Superheroes as an idea are ridiculous. Guys who can fly around, shoot lasers out of their eyes--it's all goofy. Yet enough people have already explored the idea of why we need them that I'm not going to do so here. The important thing is that Shazam! is able to string together a "Golly gee, wow!" fun factor from the kid's relationships and amazement at what is happening, balanced with an understanding of the difficulty of adolescence, especially lonely adolescence, to ground the whole thing in reality.

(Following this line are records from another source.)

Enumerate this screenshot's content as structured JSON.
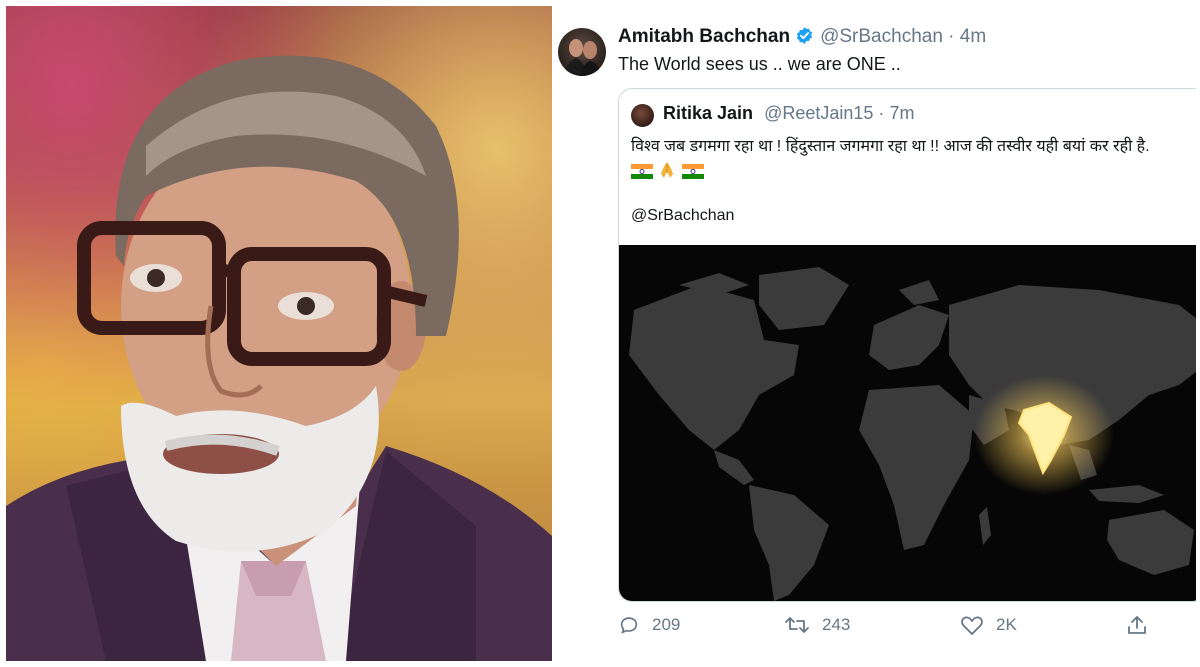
{
  "tweet": {
    "author_name": "Amitabh Bachchan",
    "author_handle": "@SrBachchan",
    "separator": "·",
    "time": "4m",
    "text": "The World sees us .. we are ONE ..",
    "verified_icon": "verified-badge-icon",
    "quoted": {
      "author_name": "Ritika Jain",
      "author_handle": "@ReetJain15",
      "separator": "·",
      "time": "7m",
      "text": "विश्व जब डगमगा रहा था ! हिंदुस्तान जगमगा रहा था !! आज की तस्वीर यही बयां कर रही है.",
      "emojis": [
        "india-flag-icon",
        "folded-hands-icon",
        "india-flag-icon"
      ],
      "mention": "@SrBachchan"
    },
    "actions": {
      "reply_count": "209",
      "retweet_count": "243",
      "like_count": "2K"
    }
  },
  "colors": {
    "accent": "#1da1f2",
    "muted": "#657786",
    "text": "#14171a",
    "border": "#ccd6dd",
    "map_land": "#3b3b3b",
    "map_highlight": "#f3c85a"
  }
}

The film is also absolutely hilarious, but the humor comes from the characters--it doesn't become funny until a half-hour in, when their personalities are established, and the laughs can come organically. Likewise, Billy's lessons in not only the importance of family and not going it alone, as well as in what it truly means to be a hero are achieved organically and through character work, as well. They're not just boxes to be joylessly checked.
While the balance of drama and comedy is perfect, Shazam! also thankfully never reaches for any type grimdark aesthetic or vibe. When Billy comes across the film's super-villain, the threat is most definitely real, and the stakes are most definitely high, yet the film never once loses the sense of joy it's worked so hard to establish---and dammit, that's the tone that's needed in a Superman film. Shazam! makes these balances look easy.
It also wears its absolutely gigantic heart on its sleeve without bleeding everywhere. Shazam! contains three separate moments where Billy's new family says grace around the table, and not only do these not feel sentimental, but all feel like vital moments to the film's success. Of course, it helps that the films is cast perfectly, with Asher Angel's Billy and Jack Dylan Grazer's Freddy having great comedic and brotherly chemistry. Zachary Levi, as the Shazam-Billy is perfect, believably a super-powered being and a scared kid in a super-powered being's body at the same time. The actors playing Billy's other foster-siblings are all pitch perfect, as well, with all becoming clear characters even as they are, until the finale, often in the margins.
Now, with the success of Shazam!, Wonder Woman, and Aquaman, it looks like Superman and Batman, who have held the standard for so long, are in the margins. There is such an incredibly long and detailed history of what works for The Man of Steel and The Dark Knight, and what doesn't. Why can't DC get them right? I know this is a Shazam! review, but I can't get over it. Give it five years, and then cast Asher Angel as Superman. He's already demonstrated in this movie that, even as a teenager, he can play this type of role pitch-perfectly. Also, he's from Phoenix. Apologies to our colonizers, but how much more American can you get?